Chez Begia, nous accompagnons des dirigeants de PME en Nouvelle-Aquitaine, des collectivités du Pays Basque et des associations landaises qui ont fait ce choix. Le constat est régulièrement le même : en passant d'une logique de coups de com à une logique de présence régulière, ils ont réduit leur stress communicationnel, mieux maîtrisé leurs dépenses et obtenu des résultats bien plus solides sur le long terme.

Par où commencer ? La clé, c'est la planification

Adopter une communication régulière ne signifie pas produire du contenu en masse ou être présent sur tous les canaux en même temps.

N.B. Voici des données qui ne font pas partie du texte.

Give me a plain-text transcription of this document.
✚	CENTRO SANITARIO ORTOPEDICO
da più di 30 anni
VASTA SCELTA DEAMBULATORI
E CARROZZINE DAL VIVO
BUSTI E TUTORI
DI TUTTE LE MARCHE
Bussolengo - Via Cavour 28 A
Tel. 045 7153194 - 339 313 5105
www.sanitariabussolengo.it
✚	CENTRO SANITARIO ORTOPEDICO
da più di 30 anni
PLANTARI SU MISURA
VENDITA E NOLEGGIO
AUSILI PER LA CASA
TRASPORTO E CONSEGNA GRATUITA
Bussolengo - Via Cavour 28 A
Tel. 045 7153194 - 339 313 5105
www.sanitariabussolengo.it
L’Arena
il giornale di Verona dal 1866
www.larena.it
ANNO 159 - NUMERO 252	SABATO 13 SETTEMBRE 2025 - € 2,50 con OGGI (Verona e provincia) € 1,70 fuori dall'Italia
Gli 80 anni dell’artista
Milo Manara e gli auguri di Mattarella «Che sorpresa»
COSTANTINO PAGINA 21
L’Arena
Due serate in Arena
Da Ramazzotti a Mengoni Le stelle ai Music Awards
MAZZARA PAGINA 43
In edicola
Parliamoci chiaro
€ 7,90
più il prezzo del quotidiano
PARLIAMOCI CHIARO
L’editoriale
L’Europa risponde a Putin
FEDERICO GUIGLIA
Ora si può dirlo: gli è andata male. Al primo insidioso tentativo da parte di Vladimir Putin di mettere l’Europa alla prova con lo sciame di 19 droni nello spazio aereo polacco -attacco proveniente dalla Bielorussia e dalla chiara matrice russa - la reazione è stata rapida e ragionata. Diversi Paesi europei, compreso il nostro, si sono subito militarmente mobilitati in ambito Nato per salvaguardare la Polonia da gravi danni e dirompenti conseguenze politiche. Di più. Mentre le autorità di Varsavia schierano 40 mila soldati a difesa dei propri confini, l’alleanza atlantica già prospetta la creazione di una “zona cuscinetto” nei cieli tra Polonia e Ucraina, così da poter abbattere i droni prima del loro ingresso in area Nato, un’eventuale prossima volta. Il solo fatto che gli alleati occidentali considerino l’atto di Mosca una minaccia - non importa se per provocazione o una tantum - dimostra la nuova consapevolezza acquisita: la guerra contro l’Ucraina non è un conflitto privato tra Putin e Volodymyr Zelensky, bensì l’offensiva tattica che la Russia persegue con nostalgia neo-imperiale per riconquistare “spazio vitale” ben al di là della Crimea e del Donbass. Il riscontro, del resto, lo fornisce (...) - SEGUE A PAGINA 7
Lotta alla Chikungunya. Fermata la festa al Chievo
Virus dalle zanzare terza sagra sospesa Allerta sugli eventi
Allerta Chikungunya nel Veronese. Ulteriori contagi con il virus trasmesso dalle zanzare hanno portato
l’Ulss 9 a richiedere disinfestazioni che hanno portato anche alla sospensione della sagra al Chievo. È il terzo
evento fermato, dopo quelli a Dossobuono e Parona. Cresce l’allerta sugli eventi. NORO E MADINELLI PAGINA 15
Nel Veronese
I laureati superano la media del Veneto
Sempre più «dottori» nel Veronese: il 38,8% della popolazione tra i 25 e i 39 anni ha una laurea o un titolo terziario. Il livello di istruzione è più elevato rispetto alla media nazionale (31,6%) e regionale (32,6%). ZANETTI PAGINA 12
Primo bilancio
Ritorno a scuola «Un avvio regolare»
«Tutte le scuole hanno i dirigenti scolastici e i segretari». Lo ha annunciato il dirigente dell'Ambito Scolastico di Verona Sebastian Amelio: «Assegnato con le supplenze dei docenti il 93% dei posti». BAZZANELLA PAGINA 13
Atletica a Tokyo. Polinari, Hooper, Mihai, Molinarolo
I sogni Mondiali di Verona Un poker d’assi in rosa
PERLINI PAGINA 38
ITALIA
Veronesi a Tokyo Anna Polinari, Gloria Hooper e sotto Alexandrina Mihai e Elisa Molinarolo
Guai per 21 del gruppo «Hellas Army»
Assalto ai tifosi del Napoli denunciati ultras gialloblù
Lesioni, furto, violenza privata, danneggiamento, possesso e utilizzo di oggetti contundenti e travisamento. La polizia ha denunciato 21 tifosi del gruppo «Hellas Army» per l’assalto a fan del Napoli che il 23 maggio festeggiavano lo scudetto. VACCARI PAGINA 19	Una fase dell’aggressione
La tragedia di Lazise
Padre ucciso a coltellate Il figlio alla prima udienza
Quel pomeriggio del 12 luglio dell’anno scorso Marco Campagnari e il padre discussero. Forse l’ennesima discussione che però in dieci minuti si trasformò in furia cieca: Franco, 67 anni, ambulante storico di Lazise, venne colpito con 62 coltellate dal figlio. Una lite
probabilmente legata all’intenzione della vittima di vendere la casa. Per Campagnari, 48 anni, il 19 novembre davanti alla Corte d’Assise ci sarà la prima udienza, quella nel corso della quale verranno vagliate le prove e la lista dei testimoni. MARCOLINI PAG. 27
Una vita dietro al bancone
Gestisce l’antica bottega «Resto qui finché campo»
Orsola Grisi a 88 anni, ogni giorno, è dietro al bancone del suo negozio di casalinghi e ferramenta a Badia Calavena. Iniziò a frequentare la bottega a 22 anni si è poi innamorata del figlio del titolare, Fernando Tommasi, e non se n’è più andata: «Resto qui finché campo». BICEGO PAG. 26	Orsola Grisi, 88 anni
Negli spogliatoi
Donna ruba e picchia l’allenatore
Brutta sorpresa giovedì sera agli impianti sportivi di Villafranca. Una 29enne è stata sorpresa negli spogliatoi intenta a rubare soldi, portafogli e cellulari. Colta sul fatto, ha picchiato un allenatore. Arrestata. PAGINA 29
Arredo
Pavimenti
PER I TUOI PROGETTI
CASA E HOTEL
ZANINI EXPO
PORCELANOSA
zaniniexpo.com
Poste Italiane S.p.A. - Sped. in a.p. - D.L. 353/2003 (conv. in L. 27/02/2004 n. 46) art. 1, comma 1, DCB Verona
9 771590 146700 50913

Cela suppose avant tout de définir une stratégie claire : quels messages porter, auprès de quels publics, sur quels supports, à quelle fréquence réaliste ?

Un calendrier éditorial simple, construit sur trois mois, suffit pour démarrer. Il permet d'anticiper les temps forts de votre territoire — la saison estivale en Pays Basque, les foires agricoles des Landes, les échéances politiques pour les collectivités — et d'y associer des prises de parole cohérentes et préparées, plutôt que des réactions dans l'urgence.

La régularité, ce n'est pas la perfection. C'est la constance. Et c'est précisément cette constance qui, dans la durée, fait la différence entre une organisation que l'on connaît et une organisation que l'on a croisée une fois.